Data scientists turn raw data into actionable insights that help drive business values or, sometimes, even disrupt industries or create entirely new ones. In the IT industry, being a data scientist is one of the most sought after position. Harvard Business Review, in 2012, even called the profession the "sexiest job of the 21st century."

Surprisingly, however, data scientists spend the majority of their time on low-level tasks such as collecting, cleaning and organising data. According to Forbes, up to 70% of typical data science projects is spent on such tasks.

20170703_IBM_01 Figure 1: A typical Data Science project workflow.

Figure 1 shows the typical workflow of a Data Science project. The initial step is the formulation of the business problem to be solved. The next two steps involve acquiring, cleaning and curating relevant data. Feature engineering transforms raw data into numerical or categorical values (so-called features) that can be used as inputs for machine learning models. The machine learning models themselves are selected and fine-tuned in the last step.

The feature engineering step is particularly time-consuming and tedious. It can take days or even weeks, even in short-term projects. Often the raw data are stored across various tables in a relational database and need to be combined in various ways. Given a rich set of features, there exists a variety of methods to select the optimal subset of features and optimise the machine learning models accordingly. Hence, if we could automate the feature engineering process (to a large extent, at least), this would dramatically speed up the creation of machine learning models on new data sets and in new application domains.

A team of IBM researchers in Ireland have completed the first phase of a project that aids in automating the feature engineering step at the push of a button. Called the “One Button Machine” project, it computes aggregate features that can be used as input for machine learning models.

20170703_IBM_02 Figure 2: The team behind “One Button Machine”: (L-R): Francesco Vigliaturo, Thanh Lam Hoang, Ambrish Rawat, Francesco Fusco, Valentina Zantedeschi, Maria-Irina Nicolae, Minh Tran, Vincent Lonij and Mathieu Sinn.

The team has successfully applied the One Button Machine in various data science competitions where it outperformed most human teams and ranked among the top 16–24% of participants. In a client project with a social service provider from the U.S., it helped improve the accuracy of a complex classification task (involving a database with more than 20 tables) from 57% to 64%. One Button Machine produced the results within a few hours of effort whereas if the features had to be manually engineered, it would have taken days or even weeks to get to the same levels of accuracy.

20170703_IBM_03 Figure 3: Thanh Lam Hoang, author of the research paper One Button Machine: A framework for automating feature engineering in relational databases.

One Button Machine works by traversing the graph defined by the entities (tables) and relations (primary/foreign keys) of a relational database. The aggregation functions can be specified by the user, or chosen generically for certain data types. To deal with the combinatorial explosion of related entities, the One Button Machine deploys heuristics and sub-sampling strategies. Scalability to big databases is achieved by dynamic caching of intermediate results and a parallelisable implementation in Apache Spark, a distributed computing framework for analysing massive amounts of data.

The team is working on improving feature detection for unstructured data as well as integration with algorithms optimal for feature selection and optimisation of the machine learning models.

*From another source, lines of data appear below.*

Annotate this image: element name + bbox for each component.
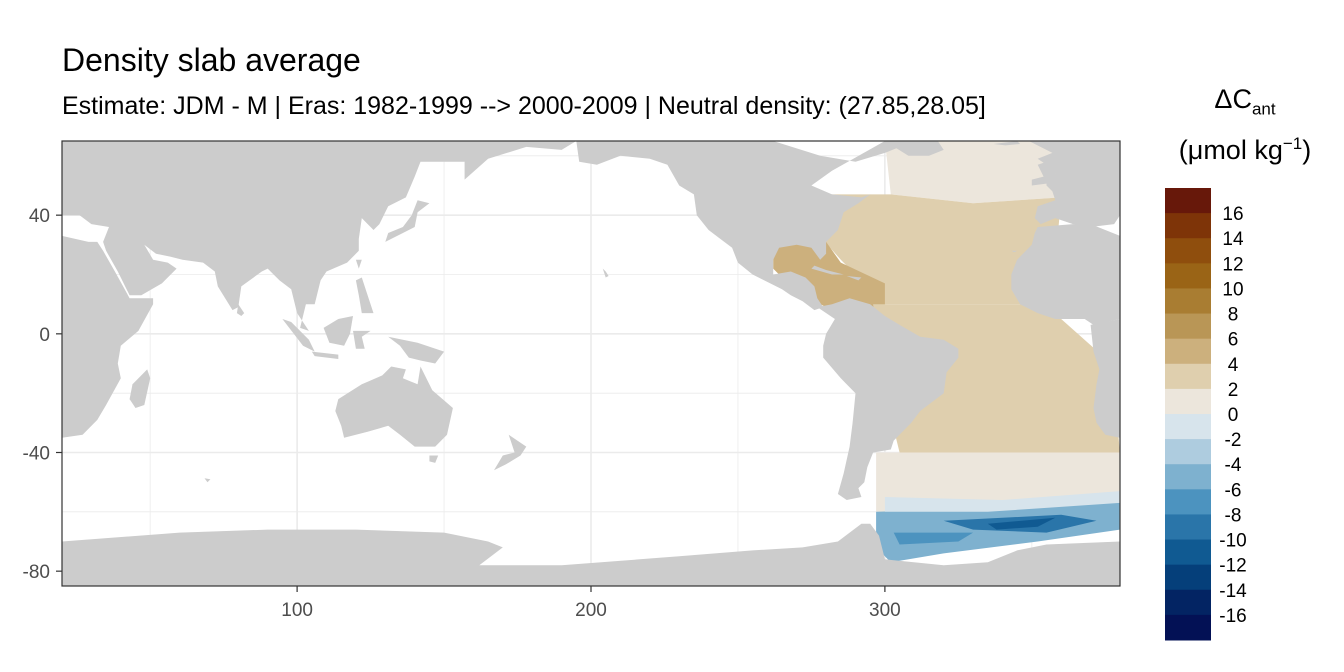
legend-title-subscript: ant bbox=[1251, 99, 1276, 119]
legend-label: 10 bbox=[1222, 279, 1243, 300]
land-mass bbox=[236, 304, 245, 316]
land-mass bbox=[884, 141, 944, 156]
land-mass bbox=[817, 298, 959, 500]
land-island bbox=[1011, 250, 1018, 253]
y-tick-label: 0 bbox=[39, 325, 50, 346]
legend-swatch bbox=[1165, 539, 1211, 566]
land-mass bbox=[62, 141, 577, 331]
y-tick-label: -80 bbox=[23, 562, 50, 583]
land-island bbox=[602, 268, 609, 278]
land-mass bbox=[1031, 161, 1056, 186]
value-region-band bbox=[914, 161, 1032, 180]
legend-unit-prefix: (μmol kg bbox=[1178, 135, 1283, 165]
land-mass bbox=[335, 366, 453, 447]
legend-label: 12 bbox=[1222, 254, 1243, 275]
map-layers bbox=[62, 141, 1120, 586]
legend-swatch bbox=[1165, 439, 1211, 465]
legend-label: 6 bbox=[1228, 330, 1239, 351]
land-mass bbox=[355, 277, 374, 314]
land-mass bbox=[993, 141, 1021, 146]
value-region-core bbox=[893, 532, 974, 545]
legend-title-symbol: ΔC bbox=[1214, 84, 1252, 114]
legend-swatch bbox=[1165, 388, 1211, 415]
legend-label: 14 bbox=[1222, 229, 1244, 250]
legend-swatch bbox=[1165, 238, 1211, 264]
land-mass bbox=[282, 319, 315, 352]
legend-swatch bbox=[1165, 589, 1211, 616]
legend-label: -6 bbox=[1225, 480, 1242, 501]
legend-unit-suffix: ) bbox=[1302, 135, 1312, 165]
legend-swatch bbox=[1165, 188, 1211, 214]
land-mass bbox=[129, 369, 151, 408]
land-masses bbox=[62, 141, 1120, 586]
x-tick-label: 300 bbox=[869, 600, 901, 621]
legend-swatch bbox=[1165, 313, 1211, 340]
land-mass bbox=[494, 434, 527, 471]
legend-title-unit: (μmol kg−1) bbox=[1160, 134, 1330, 166]
legend-label: 0 bbox=[1228, 405, 1239, 426]
legend-title-variable: ΔCant bbox=[1160, 84, 1330, 119]
legend-swatch bbox=[1165, 614, 1211, 641]
legend-swatch bbox=[1165, 213, 1211, 239]
legend-unit-superscript: −1 bbox=[1282, 134, 1303, 153]
value-region-core bbox=[987, 517, 1056, 530]
land-mass bbox=[429, 455, 439, 463]
land-mass bbox=[323, 316, 353, 346]
legend-swatch bbox=[1165, 414, 1211, 440]
land-mass bbox=[576, 141, 915, 311]
land-mass bbox=[388, 336, 445, 364]
legend-label: 4 bbox=[1228, 355, 1239, 376]
legend-label: -14 bbox=[1219, 581, 1247, 602]
color-legend: 16 14 12 10 8 6 4 2 0 -2 -4 -6 -8 -10 -12 -14 -16 bbox=[1165, 188, 1247, 641]
land-mass bbox=[311, 351, 339, 359]
legend-label: -2 bbox=[1225, 430, 1242, 451]
legend-swatch bbox=[1165, 464, 1211, 490]
land-mass bbox=[1028, 141, 1120, 227]
legend-label: -10 bbox=[1219, 531, 1246, 552]
land-mass bbox=[62, 235, 154, 438]
legend-swatch bbox=[1165, 489, 1211, 515]
land-mass bbox=[1011, 224, 1120, 325]
land-mass bbox=[62, 523, 1120, 586]
legend-label: 2 bbox=[1228, 380, 1239, 401]
y-tick-label: 40 bbox=[29, 206, 50, 227]
legend-swatch bbox=[1165, 263, 1211, 289]
legend-label: 16 bbox=[1222, 204, 1243, 225]
value-region-band bbox=[884, 491, 1120, 512]
land-mass bbox=[385, 200, 430, 242]
legend-swatch bbox=[1165, 514, 1211, 541]
chart-subtitle: Estimate: JDM - M | Eras: 1982-1999 --> … bbox=[62, 92, 986, 120]
legend-swatch bbox=[1165, 564, 1211, 591]
legend-label: -12 bbox=[1219, 556, 1246, 577]
land-mass bbox=[355, 259, 362, 269]
legend-label: 8 bbox=[1228, 305, 1239, 326]
land-mass bbox=[811, 265, 844, 275]
value-region bbox=[814, 194, 1062, 305]
legend-swatch bbox=[1165, 338, 1211, 365]
legend-label: -8 bbox=[1225, 505, 1242, 526]
legend-label: -16 bbox=[1219, 606, 1246, 627]
legend-label: -4 bbox=[1225, 455, 1242, 476]
legend-swatch bbox=[1165, 288, 1211, 315]
x-tick-label: 100 bbox=[281, 600, 313, 621]
chart-title: Density slab average bbox=[62, 42, 361, 78]
land-island bbox=[204, 478, 211, 483]
land-mass bbox=[353, 330, 371, 349]
legend-swatch bbox=[1165, 363, 1211, 390]
x-tick-label: 200 bbox=[575, 600, 607, 621]
y-tick-label: -40 bbox=[23, 444, 50, 465]
land-mass bbox=[846, 276, 862, 281]
land-mass bbox=[1090, 319, 1120, 438]
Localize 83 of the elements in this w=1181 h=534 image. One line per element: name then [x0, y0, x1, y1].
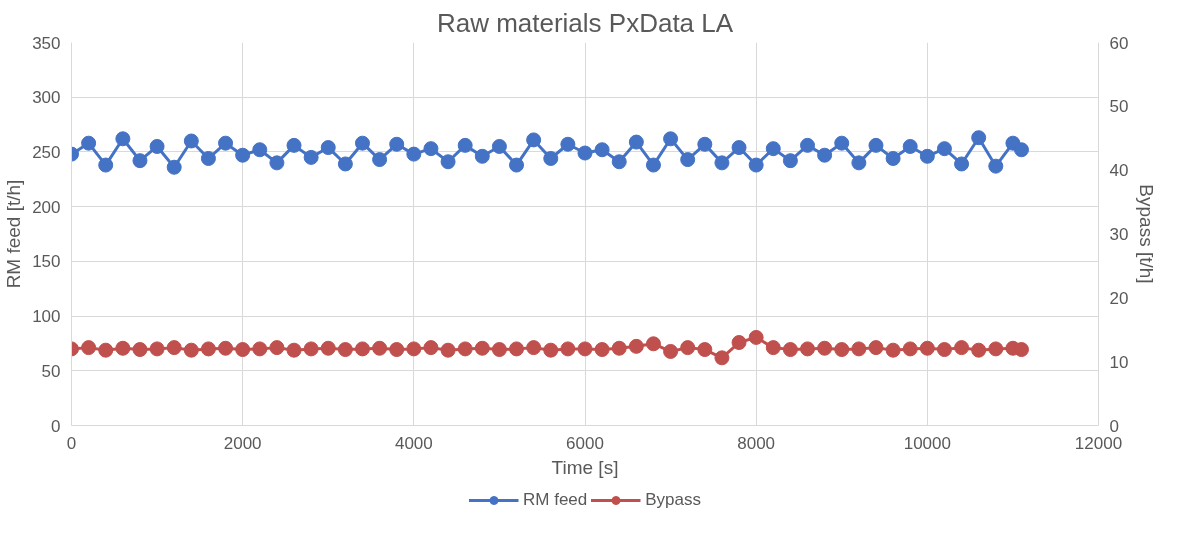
point	[218, 135, 234, 151]
point	[200, 151, 216, 166]
point	[645, 157, 661, 173]
y2-tick-label: 60	[1109, 33, 1129, 53]
point	[269, 155, 285, 171]
point	[166, 159, 182, 175]
y-tick-label: 100	[32, 307, 61, 327]
x-tick-label: 0	[66, 433, 77, 453]
point	[748, 157, 764, 173]
point	[560, 136, 576, 152]
point	[491, 138, 507, 154]
point	[697, 136, 713, 152]
y-tick-label: 50	[41, 361, 61, 381]
point	[354, 135, 370, 151]
point	[252, 142, 268, 158]
y2-tick-label: 30	[1109, 225, 1129, 244]
y-axis-title: RM feed [t/h]	[3, 179, 25, 289]
y2-axis-title: Bypass [t/h]	[1136, 184, 1158, 284]
y2-tick-label: 40	[1109, 161, 1129, 181]
y-tick-label: 150	[32, 252, 61, 272]
legend-label: RM feed	[523, 490, 588, 510]
x-tick-label: 10000	[903, 433, 951, 453]
point	[372, 152, 388, 168]
y-tick-label: 350	[32, 33, 61, 53]
point	[765, 141, 781, 157]
y2-tick-label: 0	[1109, 416, 1119, 436]
point	[81, 135, 97, 151]
point	[834, 135, 850, 151]
point	[1013, 142, 1029, 158]
point	[919, 148, 935, 164]
point	[389, 136, 405, 152]
point	[714, 155, 730, 171]
point	[286, 137, 302, 153]
point	[526, 132, 542, 148]
point	[577, 145, 593, 161]
point	[303, 149, 319, 165]
point	[474, 148, 490, 164]
point	[98, 157, 114, 173]
point	[936, 141, 952, 157]
point	[885, 151, 901, 166]
point	[440, 154, 456, 170]
point	[680, 152, 696, 168]
y-tick-label: 0	[51, 416, 61, 436]
x-tick-label: 6000	[566, 433, 604, 453]
x-tick-label: 12000	[1074, 433, 1123, 453]
point	[731, 140, 747, 156]
point	[457, 137, 473, 153]
point	[132, 153, 148, 169]
point	[868, 137, 884, 153]
point	[594, 142, 610, 158]
point	[663, 131, 679, 147]
point	[320, 140, 336, 156]
chart-title: Raw materials PxData LA	[436, 7, 734, 38]
y-tick-label: 300	[32, 88, 61, 108]
point	[115, 131, 131, 147]
point	[235, 147, 251, 163]
y-tick-label: 250	[32, 142, 61, 162]
y2-tick-label: 20	[1109, 288, 1129, 308]
point	[543, 151, 559, 166]
point	[782, 153, 798, 169]
point	[406, 146, 422, 162]
point	[509, 157, 525, 173]
point	[954, 156, 970, 172]
point	[183, 133, 199, 149]
point	[851, 155, 867, 171]
point	[902, 138, 918, 154]
x-tick-label: 4000	[394, 433, 433, 453]
point	[423, 141, 439, 157]
point	[628, 134, 644, 150]
point	[800, 137, 816, 153]
point	[337, 156, 353, 172]
y2-tick-label: 50	[1109, 97, 1129, 117]
point	[971, 130, 987, 146]
x-axis-title: Time [s]	[551, 456, 619, 478]
point	[988, 158, 1004, 174]
point	[611, 154, 627, 170]
y-tick-label: 200	[32, 197, 61, 217]
y2-tick-label: 10	[1109, 352, 1129, 372]
x-tick-label: 2000	[223, 433, 262, 453]
point	[149, 138, 165, 154]
legend-label: Bypass	[645, 490, 701, 510]
x-tick-label: 8000	[737, 433, 776, 453]
point	[817, 147, 833, 163]
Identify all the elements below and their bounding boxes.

IBM's vision for the future is to build cognitive agents that serve as autonomous assistants for data scientists. Such agents will take over the most tedious and time-consuming tasks. A key capability of those agents will be to understand and reason about the application domain, and be able to automatically detect, diagnose and resolve inconsistencies in the data. If the agents encounter inconsistencies that cannot be resolved, they will ask for specific feedback from data scientists and update their domain knowledge accordingly. This will finally give data scientists more time to think about actual business challenges, develop creative solutions, and communicate actionable insights to stakeholders at the right time.